Object Storage is probably the least familiar type of storage to most people. Object storage doesn’t provide access to raw blocks of data. It doesn’t offer file-based access. Object storage provides access to whole objects, or blobs of data and generally does so with an API specific to that system. Unlike file storage, object storage generally does not allow the ability to write to one part of a file. Objects must be updated as a whole unit.
Different in between Storage System of Direct Attached, Storage Area Networks, and Network Attached Storage
- Direct Attached Storage (DAS): This is the most common storage type. As the name implies, the block device is directly attached to the system bus of the host system. Any hard drive or collection of drives on a system can be a DAS. DAS also extends itself to JBODs (Just a Bunch of Disks) in a separate enclosure directly attached to the host system. By being directly attached it is fast and simple to configure. The major drawback of most DAS systems is their inflexibility; DAS systems are normally a fixed size and growing them is difficult. Also, the nature of their file systems usually mean they are tied to the host system and concurrent access it not possible from another system.

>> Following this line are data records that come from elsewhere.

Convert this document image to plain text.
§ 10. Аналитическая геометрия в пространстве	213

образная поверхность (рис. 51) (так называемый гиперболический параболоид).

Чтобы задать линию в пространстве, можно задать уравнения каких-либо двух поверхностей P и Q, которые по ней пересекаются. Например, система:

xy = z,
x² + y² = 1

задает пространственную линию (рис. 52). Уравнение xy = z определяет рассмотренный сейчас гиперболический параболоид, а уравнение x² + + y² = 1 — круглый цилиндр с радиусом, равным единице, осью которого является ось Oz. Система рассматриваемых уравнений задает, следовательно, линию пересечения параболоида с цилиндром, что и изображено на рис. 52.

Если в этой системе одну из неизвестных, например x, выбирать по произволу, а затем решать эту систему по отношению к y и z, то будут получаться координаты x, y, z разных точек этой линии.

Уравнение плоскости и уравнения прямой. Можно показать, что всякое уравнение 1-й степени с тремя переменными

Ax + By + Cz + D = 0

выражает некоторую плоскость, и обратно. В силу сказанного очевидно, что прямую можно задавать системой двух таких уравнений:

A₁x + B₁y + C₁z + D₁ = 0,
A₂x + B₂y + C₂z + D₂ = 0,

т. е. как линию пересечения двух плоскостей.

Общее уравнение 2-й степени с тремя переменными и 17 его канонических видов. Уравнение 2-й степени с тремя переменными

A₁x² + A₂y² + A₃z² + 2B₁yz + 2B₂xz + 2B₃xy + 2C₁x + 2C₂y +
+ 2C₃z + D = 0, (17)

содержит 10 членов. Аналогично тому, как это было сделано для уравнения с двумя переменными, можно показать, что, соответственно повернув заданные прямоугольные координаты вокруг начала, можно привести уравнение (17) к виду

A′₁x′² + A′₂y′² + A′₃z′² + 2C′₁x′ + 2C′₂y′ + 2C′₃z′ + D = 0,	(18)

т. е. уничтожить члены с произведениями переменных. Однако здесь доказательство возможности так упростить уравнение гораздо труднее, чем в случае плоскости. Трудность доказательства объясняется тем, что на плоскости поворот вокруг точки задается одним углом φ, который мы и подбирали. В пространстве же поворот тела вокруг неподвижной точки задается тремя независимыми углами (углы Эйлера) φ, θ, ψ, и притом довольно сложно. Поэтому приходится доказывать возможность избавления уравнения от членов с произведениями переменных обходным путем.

- Storage Area Network (SAN): A SAN takes the block devices away from the host and normally aggregates them in disk arrays that are attached using a specialized storage network. Fibre-Channel is typically the interconnect used to create the network, but recently iSCSI, which implements the SCSI protocol over IP, has gained popularity with the advent of 10 Gigabit networks. The primary benefit of SANs are the performance characteristics of a storage optimized network and the ability to grow as requirements expand. On the flip-side, SANs are historically expensive and require specialized administrators to manage the Fibre-Channel infrastructure. SANs also are local networks because the signaling technologies are intolerant of latency and loss.
- Network Attached Storage (NAS): Whereas DAS and SAN are block storage systems, NAS presents a filesystem over the network as a protocol. Modern NAS is purely IP based and the NAS protocols typically found in the enterprise are NFS, and CIFS/SMB. Some NAS systems also implement FTP as an access protocol, but FTP was not originally designed to support file access in the same way a file system is designed to. NAS systems provide the benefits of SAN over commodity IP networks without the administrative overhead and cost. The drawback of NAS is that they are not normally designed for high performance applications. As networking technology advances provide faster bandwidth interconnects, NAS has grown more viable for for higher performance storage applications. NAS perform best in a LAN for many of the reasons Wide Area SAN is not realistic.